This is one of our favourite meals. I think Ken and myself could eat this at least once a week either homemade or from our favourite restaurant. It is Vietnamese and is pronounced boon not bun. It is full of flavour on it’s own but with the addition of hoisin sauce and sriracha it is a flavour explosion. These two sauces are a staple in our refrigerator standing proudly beside the ketchup. I think Ken does a little over kill with the sriracha but he really likes it spicy. I first saw this recipe in Canadian Living and immediately had to try it. We have made it many time since then and have also subbed the pork for shrimp. Any well seasoned meat would go with this recipe. It is a great summer meal as you BBQ the meat and then have it with the nice cool salad. Enjoy!!
1/2 cup chopped shallots
3 Tbsp. brown sugar
2 Tbsp. each lime juice and fish sauce
1 Tbsp. vegetable oil
1/2 tsp. pepper
1 pork tenderloin
3 Tbsp. lime juice
1 Tbsp. each sugar, boiling water and fish sauce
1 clove garlic, minced
1/2 tsp. minced hot red pepper
4 oz. rice vermicelli
1 cup shredded carrots
11/2 cup thinly sliced iceberg lettuce
1/3 cup cilantro, chopped
1/4 chopped peanuts
Hoisin and Sriracha sauces
Mix the ingredients for the pork marinade and either in a bowl or Ziplock bag add the pork and marinate for 15min. Pour marinade into a small saucepan and set aside. Place tenderloin on a medium grill and BBQ for 15-20 min. until just slightly pink inside and still nice and juicy. As the tenderloin is grilling heat the sauce until boiling and reduce to syrupy about 4-5 min. Let the tenderloin rest for 5 min. before slicing.

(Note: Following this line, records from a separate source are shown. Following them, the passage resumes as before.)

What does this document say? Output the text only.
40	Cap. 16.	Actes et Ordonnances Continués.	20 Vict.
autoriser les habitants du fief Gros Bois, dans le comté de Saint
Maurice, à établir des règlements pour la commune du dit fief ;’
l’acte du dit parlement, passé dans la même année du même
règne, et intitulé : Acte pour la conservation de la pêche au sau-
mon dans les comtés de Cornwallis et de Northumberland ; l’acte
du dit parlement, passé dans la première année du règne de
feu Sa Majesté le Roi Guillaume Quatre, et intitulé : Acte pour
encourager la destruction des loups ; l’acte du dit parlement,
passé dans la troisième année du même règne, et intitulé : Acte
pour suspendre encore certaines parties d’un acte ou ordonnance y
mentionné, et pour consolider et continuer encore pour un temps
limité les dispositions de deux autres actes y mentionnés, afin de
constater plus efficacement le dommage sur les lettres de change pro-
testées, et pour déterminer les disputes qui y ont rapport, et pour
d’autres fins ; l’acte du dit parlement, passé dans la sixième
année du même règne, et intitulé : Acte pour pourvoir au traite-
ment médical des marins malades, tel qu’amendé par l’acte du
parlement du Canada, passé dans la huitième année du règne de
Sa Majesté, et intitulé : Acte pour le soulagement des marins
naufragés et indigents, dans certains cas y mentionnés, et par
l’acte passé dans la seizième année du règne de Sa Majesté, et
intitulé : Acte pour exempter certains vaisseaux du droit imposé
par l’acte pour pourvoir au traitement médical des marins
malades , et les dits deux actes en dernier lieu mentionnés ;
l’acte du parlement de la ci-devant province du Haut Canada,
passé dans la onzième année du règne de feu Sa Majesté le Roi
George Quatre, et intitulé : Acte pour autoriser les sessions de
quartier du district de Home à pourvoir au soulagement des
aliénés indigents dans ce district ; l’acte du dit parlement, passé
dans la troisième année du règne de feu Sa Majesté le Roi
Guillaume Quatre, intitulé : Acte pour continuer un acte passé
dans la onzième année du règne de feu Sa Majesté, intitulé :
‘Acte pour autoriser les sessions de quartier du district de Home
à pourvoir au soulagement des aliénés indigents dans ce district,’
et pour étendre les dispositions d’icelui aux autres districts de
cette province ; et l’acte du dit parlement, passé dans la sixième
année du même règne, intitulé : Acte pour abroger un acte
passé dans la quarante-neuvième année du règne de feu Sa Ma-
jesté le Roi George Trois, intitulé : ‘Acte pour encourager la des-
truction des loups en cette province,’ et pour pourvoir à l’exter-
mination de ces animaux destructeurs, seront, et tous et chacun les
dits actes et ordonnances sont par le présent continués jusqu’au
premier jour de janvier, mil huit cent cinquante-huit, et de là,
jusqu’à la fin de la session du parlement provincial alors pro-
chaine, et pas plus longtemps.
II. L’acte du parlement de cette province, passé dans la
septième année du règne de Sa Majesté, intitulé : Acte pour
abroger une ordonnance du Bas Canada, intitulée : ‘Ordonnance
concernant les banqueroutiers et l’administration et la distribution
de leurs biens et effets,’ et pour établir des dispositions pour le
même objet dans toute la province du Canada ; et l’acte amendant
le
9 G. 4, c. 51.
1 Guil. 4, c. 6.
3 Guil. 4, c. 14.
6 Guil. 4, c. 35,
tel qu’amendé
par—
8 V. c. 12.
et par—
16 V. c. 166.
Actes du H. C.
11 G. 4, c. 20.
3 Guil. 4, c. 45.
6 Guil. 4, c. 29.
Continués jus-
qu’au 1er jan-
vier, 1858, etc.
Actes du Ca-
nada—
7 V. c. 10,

Mix the lime juice, sugar, boiling water, fish sauce, garlic and red pepper together and set aside. Soak the vermicelli in boiling water for 5 min. Drain and rinse under cold water. Squeeze well to get out the water. Toss with the dressing. Divide between three bowls. Divide the carrots, lettuce, cilantro and peanuts among the bowls leaving them in little mounds. Divide the sliced pork and top the pork with the reduced sauce. Top with hoisin and sriracha sauces.
Adapted from a Canadian Living Magazine recipe.